Thane was barely listening at this point. “If every day of my Keeping you is like this, I’m gonna be dead before I even become a Keeper.”

“I heard my dad talking with the F.I.A. just an hour ago!”

“Look, I think it’s great you’re looking up your family history and I know how hard it is to lose a parent, but WishMakers don’t make two True Love Wishes. It’s impossible. And it would mean that -,” Shea cut him off again.

“That it’s my wish! By wishing right, I’m the one who has to grant it.”

Thane stared at her, thinking but not believing, even though she was right if what they were reading was correct, anyway. With a quick rip, Shea tore the page out of the lineage book.

“Shea!” scolded Thane.

“Fate. Remember?”

The eager, broken-winged fairy rushed out with the book page flapping at her side.

 

Shea walked with a purpose across the grassy glade. Behind her was the dilapidated stone castle and Thane trying to keep up. In front of them was the headquarters to the Fairy Intelligence Agency. A thatched roof structure huddled within the branches of a massive oak tree. With four tiers above the base and turrets towering over five corners, it was quite huge, even by fairy standards.
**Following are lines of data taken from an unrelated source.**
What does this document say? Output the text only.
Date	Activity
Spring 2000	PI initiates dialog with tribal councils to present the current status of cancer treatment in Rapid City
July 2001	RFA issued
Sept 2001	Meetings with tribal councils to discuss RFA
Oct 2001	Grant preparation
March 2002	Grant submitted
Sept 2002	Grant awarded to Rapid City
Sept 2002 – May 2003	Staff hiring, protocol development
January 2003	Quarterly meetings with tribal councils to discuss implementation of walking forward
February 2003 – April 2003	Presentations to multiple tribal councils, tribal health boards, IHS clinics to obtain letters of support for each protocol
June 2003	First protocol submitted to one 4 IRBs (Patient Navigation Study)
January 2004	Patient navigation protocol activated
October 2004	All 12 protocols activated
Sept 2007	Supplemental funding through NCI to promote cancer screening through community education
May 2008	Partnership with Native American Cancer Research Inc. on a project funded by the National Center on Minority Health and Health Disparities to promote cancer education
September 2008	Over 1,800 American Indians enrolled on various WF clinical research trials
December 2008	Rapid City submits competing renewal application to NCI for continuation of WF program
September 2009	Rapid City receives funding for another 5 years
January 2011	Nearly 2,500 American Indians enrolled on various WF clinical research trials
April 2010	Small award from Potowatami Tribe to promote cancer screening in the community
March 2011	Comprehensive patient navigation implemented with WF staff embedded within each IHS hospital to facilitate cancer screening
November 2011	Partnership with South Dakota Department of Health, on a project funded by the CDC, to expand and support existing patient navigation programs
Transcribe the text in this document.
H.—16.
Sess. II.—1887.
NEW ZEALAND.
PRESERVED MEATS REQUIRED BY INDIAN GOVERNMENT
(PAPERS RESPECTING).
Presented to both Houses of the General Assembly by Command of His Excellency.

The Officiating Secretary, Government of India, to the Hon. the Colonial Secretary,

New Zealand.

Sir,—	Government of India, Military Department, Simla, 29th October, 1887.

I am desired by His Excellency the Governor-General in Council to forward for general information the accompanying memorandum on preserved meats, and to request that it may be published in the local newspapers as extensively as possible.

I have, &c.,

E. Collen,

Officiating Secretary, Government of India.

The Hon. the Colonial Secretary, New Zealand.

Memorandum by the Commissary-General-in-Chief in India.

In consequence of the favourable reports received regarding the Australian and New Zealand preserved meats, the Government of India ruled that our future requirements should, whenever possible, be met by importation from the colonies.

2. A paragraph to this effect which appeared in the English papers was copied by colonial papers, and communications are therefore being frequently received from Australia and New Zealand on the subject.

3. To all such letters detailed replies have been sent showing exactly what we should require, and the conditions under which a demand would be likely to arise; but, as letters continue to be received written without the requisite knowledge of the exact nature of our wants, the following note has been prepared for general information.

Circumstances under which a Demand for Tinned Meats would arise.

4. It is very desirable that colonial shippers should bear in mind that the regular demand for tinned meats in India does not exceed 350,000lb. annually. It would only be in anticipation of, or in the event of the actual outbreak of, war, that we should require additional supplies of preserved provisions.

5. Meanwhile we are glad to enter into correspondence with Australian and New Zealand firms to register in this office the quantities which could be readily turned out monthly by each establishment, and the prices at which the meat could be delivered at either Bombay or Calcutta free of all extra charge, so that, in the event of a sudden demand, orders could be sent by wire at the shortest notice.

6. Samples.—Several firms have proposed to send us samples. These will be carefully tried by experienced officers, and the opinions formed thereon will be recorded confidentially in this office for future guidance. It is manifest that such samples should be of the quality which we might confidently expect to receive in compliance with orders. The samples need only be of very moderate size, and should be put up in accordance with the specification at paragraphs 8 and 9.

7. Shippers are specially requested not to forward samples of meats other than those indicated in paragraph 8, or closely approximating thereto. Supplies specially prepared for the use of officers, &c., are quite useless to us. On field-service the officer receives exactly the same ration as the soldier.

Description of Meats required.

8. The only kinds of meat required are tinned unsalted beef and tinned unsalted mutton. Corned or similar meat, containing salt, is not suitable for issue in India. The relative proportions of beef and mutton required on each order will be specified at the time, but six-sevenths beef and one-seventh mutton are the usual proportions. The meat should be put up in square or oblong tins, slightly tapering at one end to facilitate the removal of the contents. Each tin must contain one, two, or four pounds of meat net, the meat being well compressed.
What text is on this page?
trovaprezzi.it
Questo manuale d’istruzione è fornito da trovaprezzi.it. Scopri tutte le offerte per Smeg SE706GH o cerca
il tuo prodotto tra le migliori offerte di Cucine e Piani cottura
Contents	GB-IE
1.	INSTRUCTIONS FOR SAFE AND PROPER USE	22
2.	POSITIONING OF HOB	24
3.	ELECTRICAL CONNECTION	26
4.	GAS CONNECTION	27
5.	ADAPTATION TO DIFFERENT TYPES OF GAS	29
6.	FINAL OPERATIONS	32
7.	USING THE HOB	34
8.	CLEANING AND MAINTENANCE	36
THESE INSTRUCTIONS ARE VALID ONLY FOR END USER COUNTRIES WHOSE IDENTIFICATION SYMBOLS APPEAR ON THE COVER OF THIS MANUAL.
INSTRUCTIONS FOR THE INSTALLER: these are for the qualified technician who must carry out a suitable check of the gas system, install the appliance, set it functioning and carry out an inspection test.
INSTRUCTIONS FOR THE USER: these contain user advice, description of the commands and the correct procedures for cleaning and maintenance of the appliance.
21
As Thane caught up to the purposeful Shea, he tried to slow her down. “Even though the rules are clearly stated and you are evidently the rightful heir to the wish, General Beren is too, so let’s just think about this for a second.”

Still marching, Shea interrupted, “Two WishMakers, two WishKeepers. My mom is…my dad needs me, OK? And I can’t think anymore! It’s all I’ve been doing my whole life.”

“Yes, but sometimes stopping to think helps you make the best decision because you can’t just walk into the F.I.A. and tell the General that it’s your wish,” said Thane, thinking he was making sense.

“Watch me,” Shea quickened her pace. Thane stopped and dug in his heels.

“Shea. You can’t fly!”

Spinning on her heels and staring at Thane, rage swelled within her. She charged at him, red-faced.

“Don’t you tell me what I can or can’t do. This is my wish! Who’s gonna grant mine, huh?”

He was stunned such a small fairy could be so intimidating. “But…fairies don’t make wishes.”

“Well I do! And none have come true,” her reply seethed through her teeth. She quickly turned and continued her speed-walk to the F.I.A.

Thane followed, making sure to keep his mouth shut.

 

 

 

13

A General’s Plea

 

 

 

 

 

 

Ever since Beren lost Elanor, he was never quite the same. Word had gotten out among his Keepers that the General would occasionally go missing for hours at a time without any report to the F.I.A. He knew there were rumors about him; rumors that claimed he’d lost his spark. Not the spark of energy he once had as a young fairy, but the spark that keeps a fairy sane and intact. For Beren, it was just easier to let his troops and civilian fairies talk all they wanted. There was a spark that was missing, but it had nothing to do with his sanity.